Truth is earned, sensitivity is computed
Organizational memory needs two independent axes — how much to trust a fact, and who may see it — with opposite enforcement mechanisms. Draft.
Draft. From memory-governance work for AI-native organizations. The framework is real and running; the examples here are generic on purpose.
Give a fleet of agents a shared memory and you inherit two problems that look similar and are not. The first: how much should anyone trust what's in there? The second: who is allowed to see it? Most knowledge systems conflate the two, which is how you end up with confidential nonsense treated as gospel and public facts nobody can find. They are different axes. They need different machinery.
Axis one: how true is it?
Not everything in memory is equally true, and pretending otherwise is how memory becomes a liability. Every entry carries an epistemic level:
- Observed — something happened. A data point, a result, a thing a customer said. Raw, minimally editorialized.
- Inferred — we think this is true. A pattern spotted, a hypothesis formed. Valuable and provisional.
- Validated — evidence supports it. Tested, replicated, or independently confirmed.
- Canonical — the organization's accepted truth, the stuff agents treat as ground truth and products get built on. Changing it requires explicit review.
- Retired — we once believed this; now we don't. Preserved, not deleted, with what replaced it and why.
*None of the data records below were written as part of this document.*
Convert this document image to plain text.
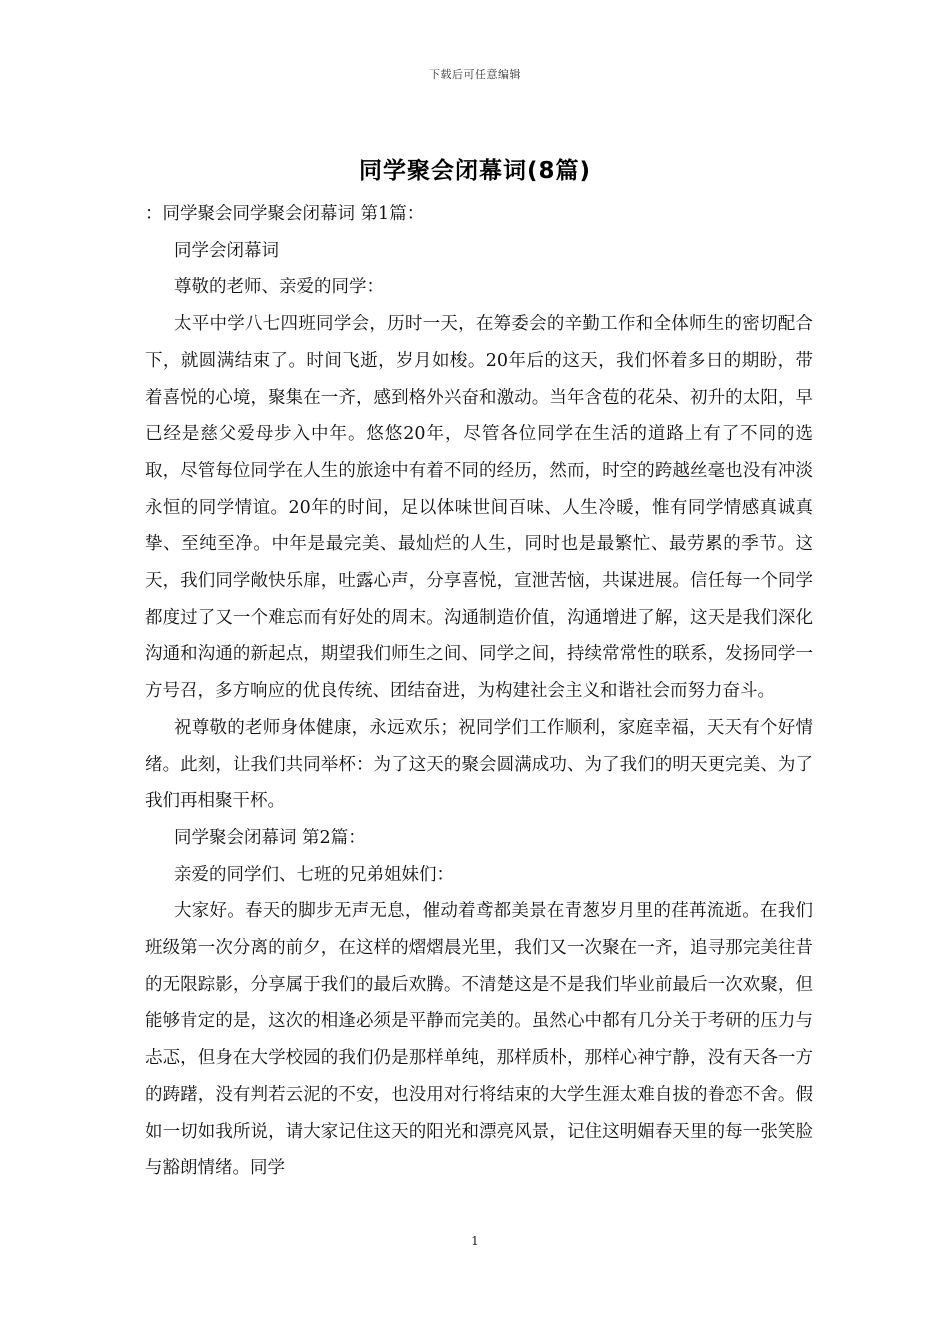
下载后可任意编辑
同学聚会闭幕词(8篇)

：同学聚会同学聚会闭幕词 第1篇：

同学会闭幕词

尊敬的老师、亲爱的同学：

太平中学八七四班同学会，历时一天，在筹委会的辛勤工作和全体师生的密切配合下，就圆满结束了。时间飞逝，岁月如梭。20年后的这天，我们怀着多日的期盼，带着喜悦的心境，聚集在一齐，感到格外兴奋和激动。当年含苞的花朵、初升的太阳，早已经是慈父爱母步入中年。悠悠20年，尽管各位同学在生活的道路上有了不同的选取，尽管每位同学在人生的旅途中有着不同的经历，然而，时空的跨越丝毫也没有冲淡永恒的同学情谊。20年的时间，足以体味世间百味、人生冷暖，惟有同学情感真诚真挚、至纯至净。中年是最完美、最灿烂的人生，同时也是最繁忙、最劳累的季节。这天，我们同学敞快乐扉，吐露心声，分享喜悦，宣泄苦恼，共谋进展。信任每一个同学都度过了又一个难忘而有好处的周末。沟通制造价值，沟通增进了解，这天是我们深化沟通和沟通的新起点，期望我们师生之间、同学之间，持续常常性的联系，发扬同学一方号召，多方响应的优良传统、团结奋进，为构建社会主义和谐社会而努力奋斗。

祝尊敬的老师身体健康，永远欢乐；祝同学们工作顺利，家庭幸福，天天有个好情绪。此刻，让我们共同举杯：为了这天的聚会圆满成功、为了我们的明天更完美、为了我们再相聚干杯。

同学聚会闭幕词 第2篇：

亲爱的同学们、七班的兄弟姐妹们：

大家好。春天的脚步无声无息，催动着鸢都美景在青葱岁月里的荏苒流逝。在我们班级第一次分离的前夕，在这样的熠熠晨光里，我们又一次聚在一齐，追寻那完美往昔的无限踪影，分享属于我们的最后欢腾。不清楚这是不是我们毕业前最后一次欢聚，但能够肯定的是，这次的相逢必须是平静而完美的。虽然心中都有几分关于考研的压力与忐忑，但身在大学校园的我们仍是那样单纯，那样质朴，那样心神宁静，没有天各一方的踌躇，没有判若云泥的不安，也没用对行将结束的大学生涯太难自拔的眷恋不舍。假如一切如我所说，请大家记住这天的阳光和漂亮风景，记住这明媚春天里的每一张笑脸与豁朗情绪。同学

1
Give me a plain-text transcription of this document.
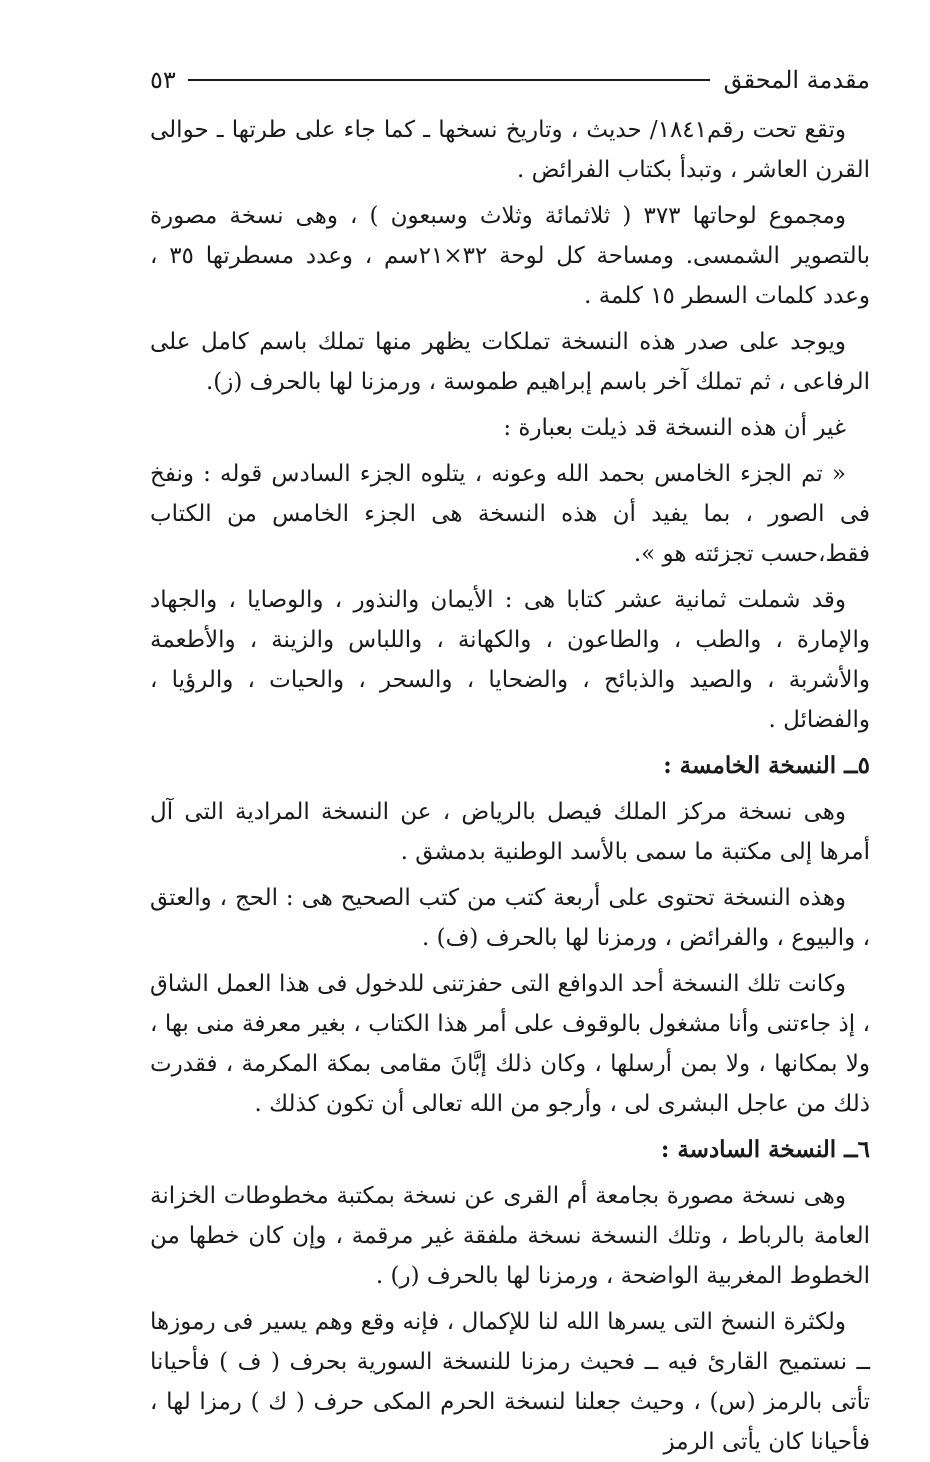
مقدمة المحقق
٥٣
وتقع تحت رقم١٨٤١/ حديث ، وتاريخ نسخها ـ كما جاء على طرتها ـ حوالى القرن العاشر ، وتبدأ بكتاب الفرائض .
ومجموع لوحاتها ٣٧٣ ( ثلاثمائة وثلاث وسبعون ) ، وهى نسخة مصورة بالتصوير الشمسى. ومساحة كل لوحة ٣٢×٢١سم ، وعدد مسطرتها ٣٥ ، وعدد كلمات السطر ١٥ كلمة .
ويوجد على صدر هذه النسخة تملكات يظهر منها تملك باسم كامل على الرفاعى ، ثم تملك آخر باسم إبراهيم طموسة ، ورمزنا لها بالحرف (ز).
غير أن هذه النسخة قد ذيلت بعبارة :
« تم الجزء الخامس بحمد الله وعونه ، يتلوه الجزء السادس قوله : ونفخ فى الصور ، بما يفيد أن هذه النسخة هى الجزء الخامس من الكتاب فقط،حسب تجزئته هو ».
وقد شملت ثمانية عشر كتابا هى : الأيمان والنذور ، والوصايا ، والجهاد والإمارة ، والطب ، والطاعون ، والكهانة ، واللباس والزينة ، والأطعمة والأشربة ، والصيد والذبائح ، والضحايا ، والسحر ، والحيات ، والرؤيا ، والفضائل .
٥ــ النسخة الخامسة :
وهى نسخة مركز الملك فيصل بالرياض ، عن النسخة المرادية التى آل أمرها إلى مكتبة ما سمى بالأسد الوطنية بدمشق .
وهذه النسخة تحتوى على أربعة كتب من كتب الصحيح هى : الحج ، والعتق ، والبيوع ، والفرائض ، ورمزنا لها بالحرف (ف) .
وكانت تلك النسخة أحد الدوافع التى حفزتنى للدخول فى هذا العمل الشاق ، إذ جاءتنى وأنا مشغول بالوقوف على أمر هذا الكتاب ، بغير معرفة منى بها ، ولا بمكانها ، ولا بمن أرسلها ، وكان ذلك إبَّانَ مقامى بمكة المكرمة ، فقدرت ذلك من عاجل البشرى لى ، وأرجو من الله تعالى أن تكون كذلك .
٦ــ النسخة السادسة :
وهى نسخة مصورة بجامعة أم القرى عن نسخة بمكتبة مخطوطات الخزانة العامة بالرباط ، وتلك النسخة نسخة ملفقة غير مرقمة ، وإن كان خطها من الخطوط المغربية الواضحة ، ورمزنا لها بالحرف (ر) .
ولكثرة النسخ التى يسرها الله لنا للإكمال ، فإنه وقع وهم يسير فى رموزها ــ نستميح القارئ فيه ــ فحيث رمزنا للنسخة السورية بحرف ( ف ) فأحيانا تأتى بالرمز (س) ، وحيث جعلنا لنسخة الحرم المكى حرف ( ك ) رمزا لها ، فأحيانا كان يأتى الرمز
Two details in that list do most of the work. First: an executive's opinion enters at Inferred, exactly like everyone else's. Truth is earned through evidence, not asserted through authority — the org chart is not an epistemology. Second: Retired is a level, not a deletion. An organization that remembers changing its mind cannot be forced to re-learn the lesson, and "we used to believe X, here's why we stopped" is some of the most valuable knowledge a memory can hold.
Axis two: who may see it?
Orthogonal to all of that: sensitivity. Every entry also carries a classification tier, from broadly-shareable through domain-restricted and confidential up to regulated — plus a final tier, Excluded, for content like credentials that is rejected at the write path and never enters memory at all.
The axes are genuinely independent. A widely shareable observation is not the same object as a widely shareable canonical fact. A confidential inference has very different implications from a confidential validated finding. Collapse the axes and you get two failure modes at once: treating restricted data as high-quality because it is restricted, and treating accessible data as low-quality because it is not.
Opposite enforcement
Here is the part I think generalizes furthest: the two axes demand opposite enforcement mechanisms.
Epistemic level is a human judgment. Validation, review, promotion to canonical — these run through people, because deciding what the organization believes is precisely the kind of decision accountability attaches to. Slow is acceptable here. Wrong-but-confident is not.
Sensitivity is an infrastructure judgment. Classification happens automatically on the write path — content analysis, source context, domain rules, highest signal wins — because humans talking to agents share sensitive things conversationally, without a classification reflex, and a security model that depends on people remembering to tag things is a breach with a delay on it.
The system determines what is sensitive. Humans determine what is true. Run it the other way — compliance committees deciding sensitivity, classifiers deciding truth — and you get the worst of both: leaks at machine speed and epistemology by regex.
This is the same division of labour I keep arriving at from other directions: in Memory is not RAG the split is by what kind of record something is; here it is by what kind of judgment it needs. Retrieval, trust and access are three different questions, and every system I've seen fail merged at least two of them.
Memory that agents write and other agents act on is not a database feature. It is the organization's belief system, with an access policy. Design both axes on purpose.